Отправились мы в Кутаиси смотреть. Действительно, корпус изумительный, совсем свободный и жилые дома пустые, незаселенные. Еще до войны, вроде, хотели организовать здесь сборочный автомобильный завод, но что-то не получилось. Я телеграфировал о находке Лавочкину. Он обратился в правительство, но получил отказ – от Кутаиси до границы с Турцией всего 200 км, а Турция в любой момент могла вступить в войну на стороне Германии.
Опять начались поиски. Стало ясно, что дело теперь даже не в станках. С эшелоном должно было приехать из Горького около 300 человек, а жить им негде. И тут мне помогли военные. Они только что закончили мобилизацию заводского аэродрома на берегу Куры, в десяти километрах от Тбилиси, и для размещения солдат быстро построили кирпичные бараки. Бараки были уже наполовину свободны, и военные освободили их полностью, узнав, что в Тбилиси переезжает коллектив Лавочкина. Они же помогли привести помещения в порядок, побелить, покрасить.

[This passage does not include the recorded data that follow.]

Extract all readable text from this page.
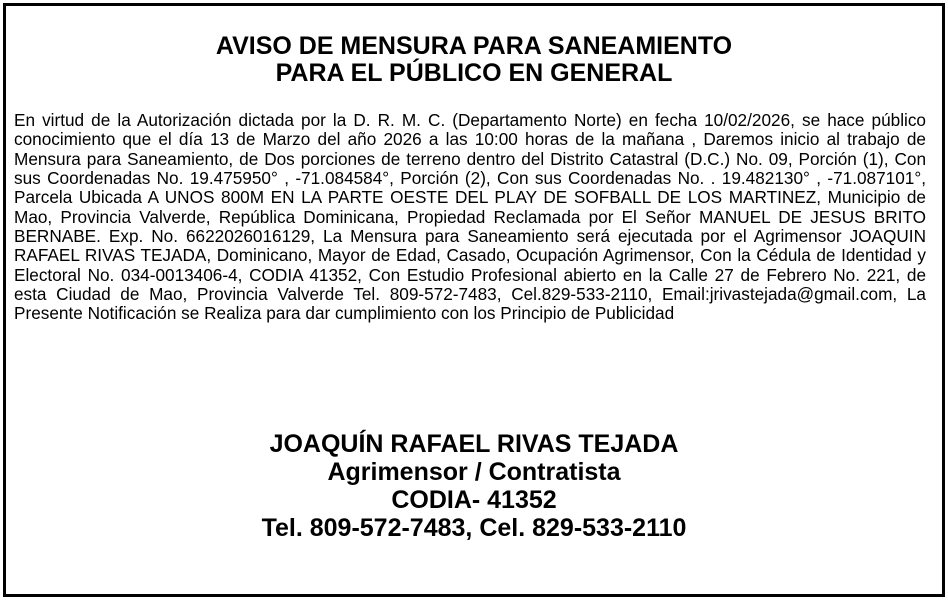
AVISO DE MENSURA PARA SANEAMIENTO
PARA EL PÚBLICO EN GENERAL

En virtud de la Autorización dictada por la D. R. M. C. (Departamento Norte) en fecha 10/02/2026, se hace público conocimiento que el día 13 de Marzo del año 2026 a las 10:00 horas de la mañana , Daremos inicio al trabajo de Mensura para Saneamiento, de Dos porciones de terreno dentro del Distrito Catastral (D.C.) No. 09, Porción (1), Con sus Coordenadas No. 19.475950° , -71.084584°, Porción (2), Con sus Coordenadas No. . 19.482130° , -71.087101°, Parcela Ubicada A UNOS 800M EN LA PARTE OESTE DEL PLAY DE SOFBALL DE LOS MARTINEZ, Municipio de Mao, Provincia Valverde, República Dominicana, Propiedad Reclamada por El Señor MANUEL DE JESUS BRITO BERNABE. Exp. No. 6622026016129, La Mensura para Saneamiento será ejecutada por el Agrimensor JOAQUIN RAFAEL RIVAS TEJADA, Dominicano, Mayor de Edad, Casado, Ocupación Agrimensor, Con la Cédula de Identidad y Electoral No. 034-0013406-4, CODIA 41352, Con Estudio Profesional abierto en la Calle 27 de Febrero No. 221, de esta Ciudad de Mao, Provincia Valverde Tel. 809-572-7483, Cel.829-533-2110, Email:jrivastejada@gmail.com, La Presente Notificación se Realiza para dar cumplimiento con los Principio de Publicidad

JOAQUÍN RAFAEL RIVAS TEJADA

Agrimensor / Contratista

CODIA- 41352

Tel. 809-572-7483, Cel. 829-533-2110
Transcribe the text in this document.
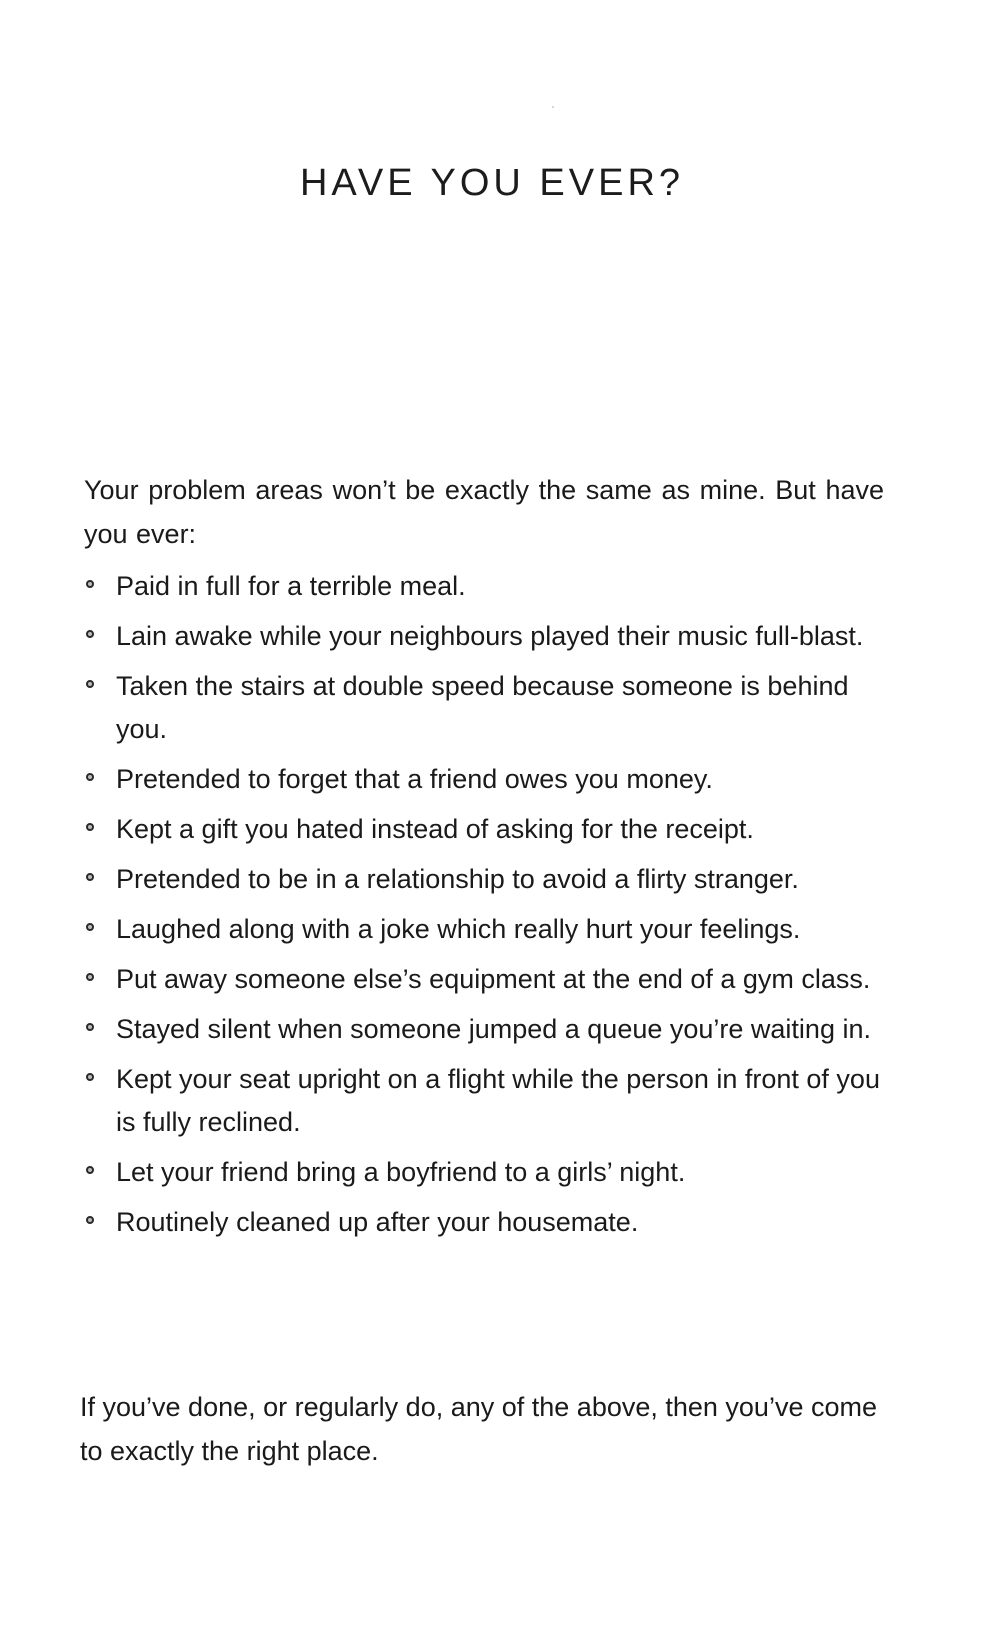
HAVE YOU EVER?

Your problem areas won’t be exactly the same as mine. But have you ever:

Paid in full for a terrible meal.
Lain awake while your neighbours played their music full-blast.
Taken the stairs at double speed because someone is behind you.
Pretended to forget that a friend owes you money.
Kept a gift you hated instead of asking for the receipt.
Pretended to be in a relationship to avoid a flirty stranger.
Laughed along with a joke which really hurt your feelings.
Put away someone else’s equipment at the end of a gym class.
Stayed silent when someone jumped a queue you’re waiting in.
Kept your seat upright on a flight while the person in front of you is fully reclined.
Let your friend bring a boyfriend to a girls’ night.
Routinely cleaned up after your housemate.

If you’ve done, or regularly do, any of the above, then you’ve come to exactly the right place.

Эшелон из Горького в Тбилиси шел целый месяц, каким-то кружным путем, через Астрахань и Махачкалу, вдоль побережья Каспийского моря, подальше от линии фронта. Едва успели разгрузиться, пришло постановление правительства о возвращении ОКБ в Горький, на завод № 21. По-моему, постановление подписал Маленков. А Лавочкин в Тбилиси так и не доехал. В марте 1942 года, еще до моего отъезда из Горького, самолет ЛаГГ-3 М-82 выкатили на аэродром, и заводской летчик-испытатель Г. А. Мищенко выполнил на нем первый полет. Сразу обнаружился серьезный недостаток – очень сильно грелось масло.